Back
Disclaimer: These are my personal notes on this paper. I am in no way related to this paper. All credits go towards the authors.
Label Sanitization against Label Flipping Poisoning Attacks
Oct. 2, 2018 -
Paper Link -
Tags: Data-Poisoning, Defense, Label-Flipping
Summary
Notes
- Defined "optimal poisoning attacks" pretty well at the start of section 2.
- Attack Method:
- "worst-case scenario". Assumes full white-box access to everything. Model + dataset + separate validation dataset from the same distribution of the dataset. Admits that this is unrealistic.
- Used a binary linear classifier, but is applicable to a multi-classification problem as well.
- Attacker wishes to maximize the loss function
- Algorithm 1 gives the attack. Greedily selects examples from the training dataset that maximizes validation loss.
- Defense Method:
- Label sanitization based
- Considers flipped samples as outliers
- Algorithm 2 gives the defense. Uses k-NN. Given some threshold, if the number of samples in the majority in the k-NN cluster are greater than the threshold, the minority's labels are changed to match the majority.
- "Poisoning points that are far from the decision boundary are likely to be relabelled, mitigating their malicious effect on the performance of the classifier"
- Admits that genuine samples will be relabeled when two classes overlap
- Experimental Results:
- Used 3 datasets: BreastCancer (30 features), MNIST (1 vs 7) (784 features), SpamBase (54 features)
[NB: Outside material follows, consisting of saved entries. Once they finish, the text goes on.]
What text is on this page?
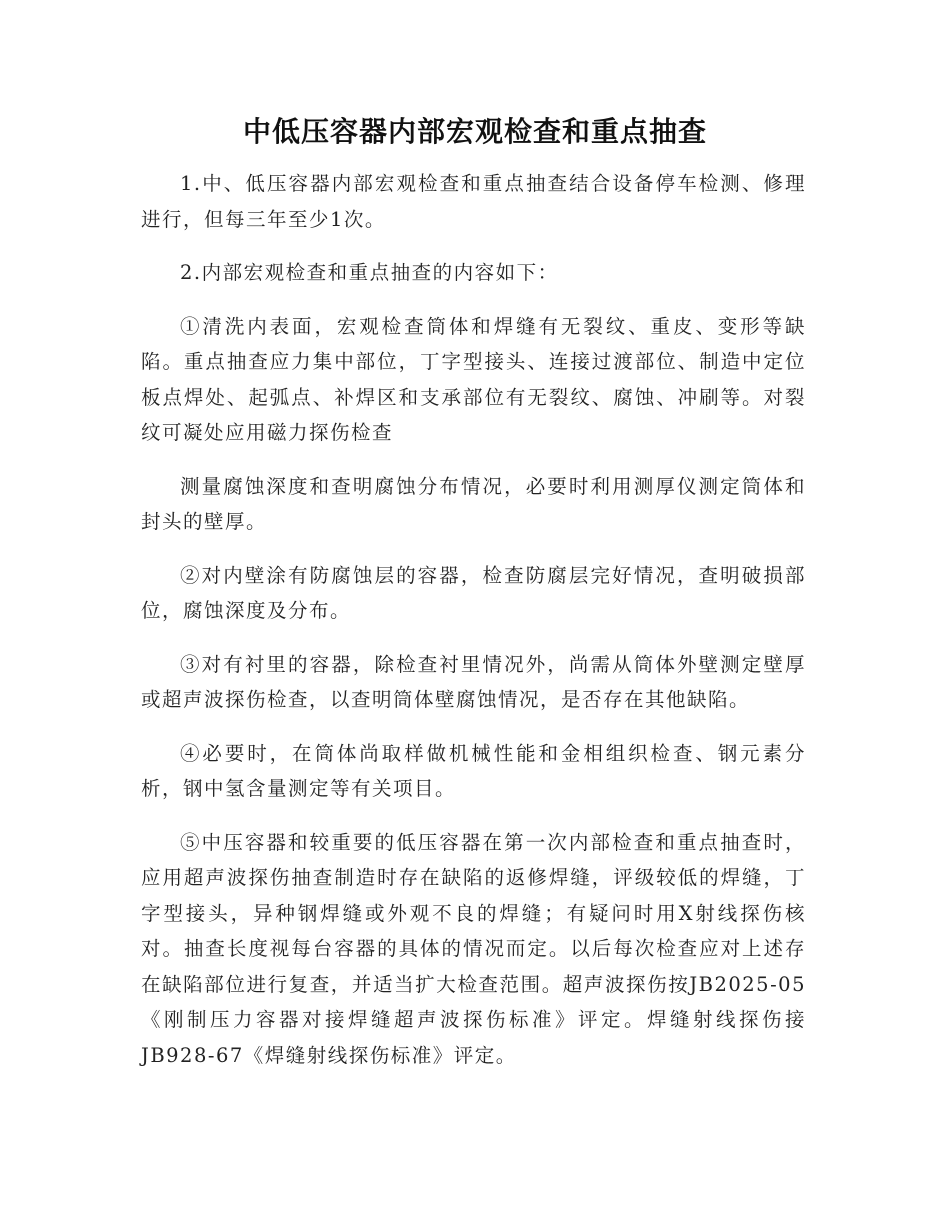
中低压容器内部宏观检查和重点抽查

1.中、低压容器内部宏观检查和重点抽查结合设备停车检测、修理进行，但每三年至少1次。

2.内部宏观检查和重点抽查的内容如下：

①清洗内表面，宏观检查筒体和焊缝有无裂纹、重皮、变形等缺陷。重点抽查应力集中部位，丁字型接头、连接过渡部位、制造中定位板点焊处、起弧点、补焊区和支承部位有无裂纹、腐蚀、冲刷等。对裂纹可凝处应用磁力探伤检查

测量腐蚀深度和查明腐蚀分布情况，必要时利用测厚仪测定筒体和封头的壁厚。

②对内壁涂有防腐蚀层的容器，检查防腐层完好情况，查明破损部位，腐蚀深度及分布。

③对有衬里的容器，除检查衬里情况外，尚需从筒体外壁测定壁厚或超声波探伤检查，以查明筒体壁腐蚀情况，是否存在其他缺陷。

④必要时，在筒体尚取样做机械性能和金相组织检查、钢元素分析，钢中氢含量测定等有关项目。

⑤中压容器和较重要的低压容器在第一次内部检查和重点抽查时，应用超声波探伤抽查制造时存在缺陷的返修焊缝，评级较低的焊缝，丁字型接头，异种钢焊缝或外观不良的焊缝；有疑问时用X射线探伤核对。抽查长度视每台容器的具体的情况而定。以后每次检查应对上述存在缺陷部位进行复查，并适当扩大检查范围。超声波探伤按JB2025-05《刚制压力容器对接焊缝超声波探伤标准》评定。焊缝射线探伤接JB928-67《焊缝射线探伤标准》评定。
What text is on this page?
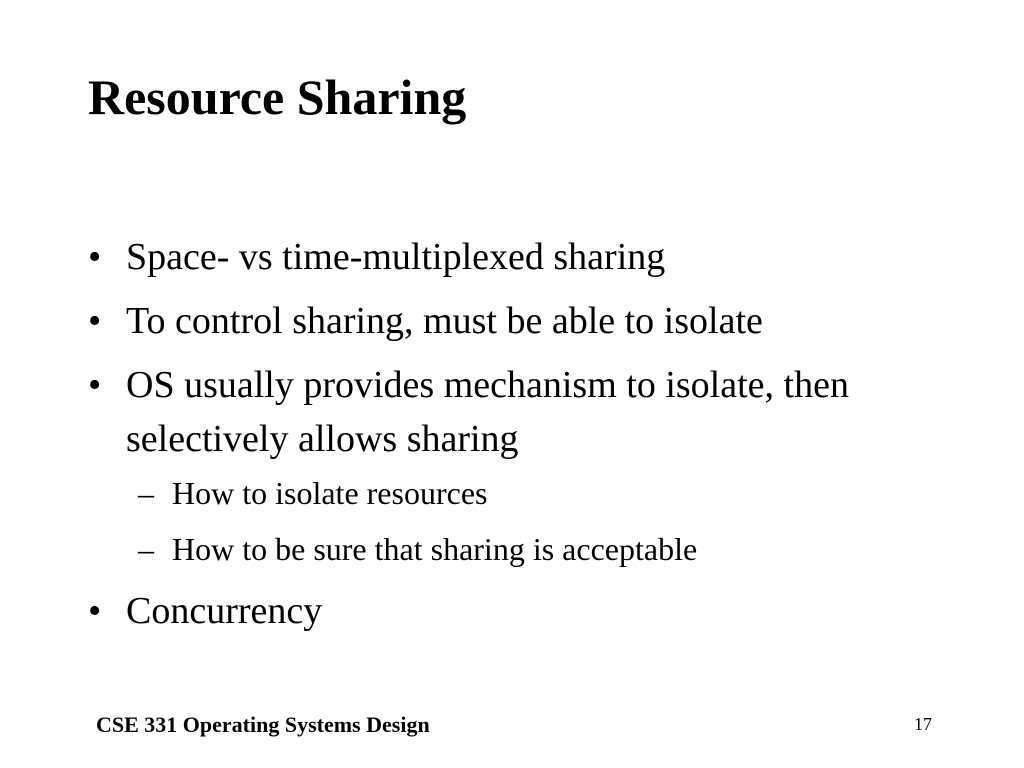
Resource Sharing
• Space- vs time-multiplexed sharing
• To control sharing, must be able to isolate
• OS usually provides mechanism to isolate, then selectively allows sharing
– How to isolate resources
– How to be sure that sharing is acceptable
• Concurrency
CSE 331 Operating Systems Design	17
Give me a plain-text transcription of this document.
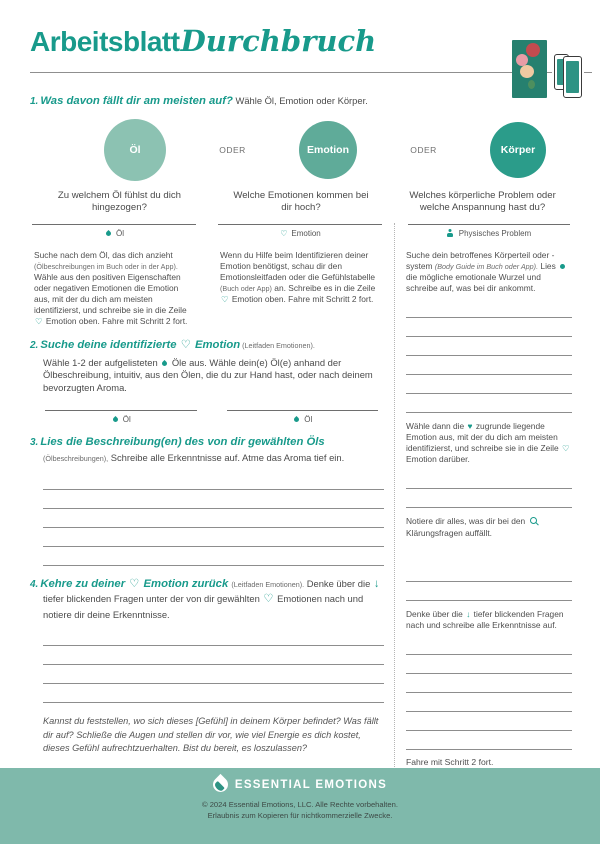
ArbeitsblattDurchbruch
1. Was davon fällt dir am meisten auf? Wähle Öl, Emotion oder Körper.
Öl	ODER	Emotion	ODER	Körper
Zu welchem Öl fühlst du dich hingezogen?
Welche Emotionen kommen bei dir hoch?
Welches körperliche Problem oder welche Anspannung hast du?
Öl

Suche nach dem Öl, das dich anzieht (Ölbeschreibungen im Buch oder in der App). Wähle aus den positiven Eigenschaften oder negativen Emotionen die Emotion aus, mit der du dich am meisten identifizierst, und schreibe sie in die Zeile ♡ Emotion oben. Fahre mit Schritt 2 fort.

♡ Emotion

Wenn du Hilfe beim Identifizieren deiner Emotion benötigst, schau dir den Emotionsleitfaden oder die Gefühlstabelle (Buch oder App) an. Schreibe es in die Zeile ♡ Emotion oben. Fahre mit Schritt 2 fort.

2. Suche deine identifizierte ♡ Emotion (Leitfaden Emotionen).

Wähle 1-2 der aufgelisteten  Öle aus. Wähle dein(e) Öl(e) anhand der Ölbeschreibung, intuitiv, aus den Ölen, die du zur Hand hast, oder nach deinem bevorzugten Aroma.

Öl	Öl
3. Lies die Beschreibung(en) des von dir gewählten Öls (Ölbeschreibungen), Schreibe alle Erkenntnisse auf. Atme das Aroma tief ein.
4. Kehre zu deiner ♡ Emotion zurück (Leitfaden Emotionen). Denke über die ↓ tiefer blickenden Fragen unter der von dir gewählten ♡ Emotionen nach und notiere dir deine Erkenntnisse.

Kannst du feststellen, wo sich dieses [Gefühl] in deinem Körper befindet? Was fällt dir auf? Schließe die Augen und stellen dir vor, wie viel Energie es dich kostet, dieses Gefühl aufrechtzuerhalten. Bist du bereit, es loszulassen?

Physisches Problem

Suche dein betroffenes Körperteil oder -system (Body Guide im Buch oder App). Lies  die mögliche emotionale Wurzel und schreibe auf, was bei dir ankommt.

Wähle dann die ♥ zugrunde liegende Emotion aus, mit der du dich am meisten identifizierst, und schreibe sie in die Zeile ♡ Emotion darüber.

Notiere dir alles, was dir bei den  Klärungsfragen auffällt.

Denke über die ↓ tiefer blickenden Fragen nach und schreibe alle Erkenntnisse auf.

Fahre mit Schritt 2 fort.
ESSENTIAL EMOTIONS
© 2024 Essential Emotions, LLC. Alle Rechte vorbehalten.
Erlaubnis zum Kopieren für nichtkommerzielle Zwecke.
- When 20% of the data is poisoned, the classification error increased between 2.8 and 6 times.
- Defensive strategy does slightly degrade the performance of the classifier
- Figure 1 shows the results of the attack and defense (LF = attack, kNN = defense)
- Figure 2 shows the impact of k in k-NN and the threshold value.
- More samples per cluster leads to a better defense strategy
- A threshold of 50% lead to the best defense strategy. I.e., the minority is always relabeled to be the same as the majority.
Interesting References
- "manipulate samples at test time to evade detection or inject malicious data into the training set to poison the learning algorithm"
LINK
- Data poisoning attacks are very relevant as an emerging security threat for data-driven technologies.
LINK
- Label flipping attacks can degrade the performance of deep learning based networks significantly.
LINK
- Label flipping attack paper. Adversary selects a subset of the training data to maximize the error.
LINK
- Defense Strategies:
- "Defences against optimal poisoning attacks typically consist either in identifying malicious examples and discarding them from the training data or they require to solve some robust optimization problem"
- Outlier detection method for label flipping attacks that identities and removes suspicious samples. LINK
- Solve optimization problem. Assumes knowledge of the amount of poisoned data.
LINK
- Solve optimization problem. Requires an estimation of the amount of poisoned data. Iteratively removes poisoned data based on current error estimates.
LINK
- Evaluates the degree each training sample affects the learning algorithm's performance. Samples that negatively affect the loss function are discarded. Does not scale well. LINK
- "detect the most influential training points". Similar to ^, but scales better. Does not retrain the model. LINK
Citation: Paudice, Andrea, Luis Muñoz-González, and Emil C. Lupu. "Label sanitization against label flipping poisoning attacks." Joint European Conference on Machine Learning and Knowledge Discovery in Databases. Springer, Cham, 2018.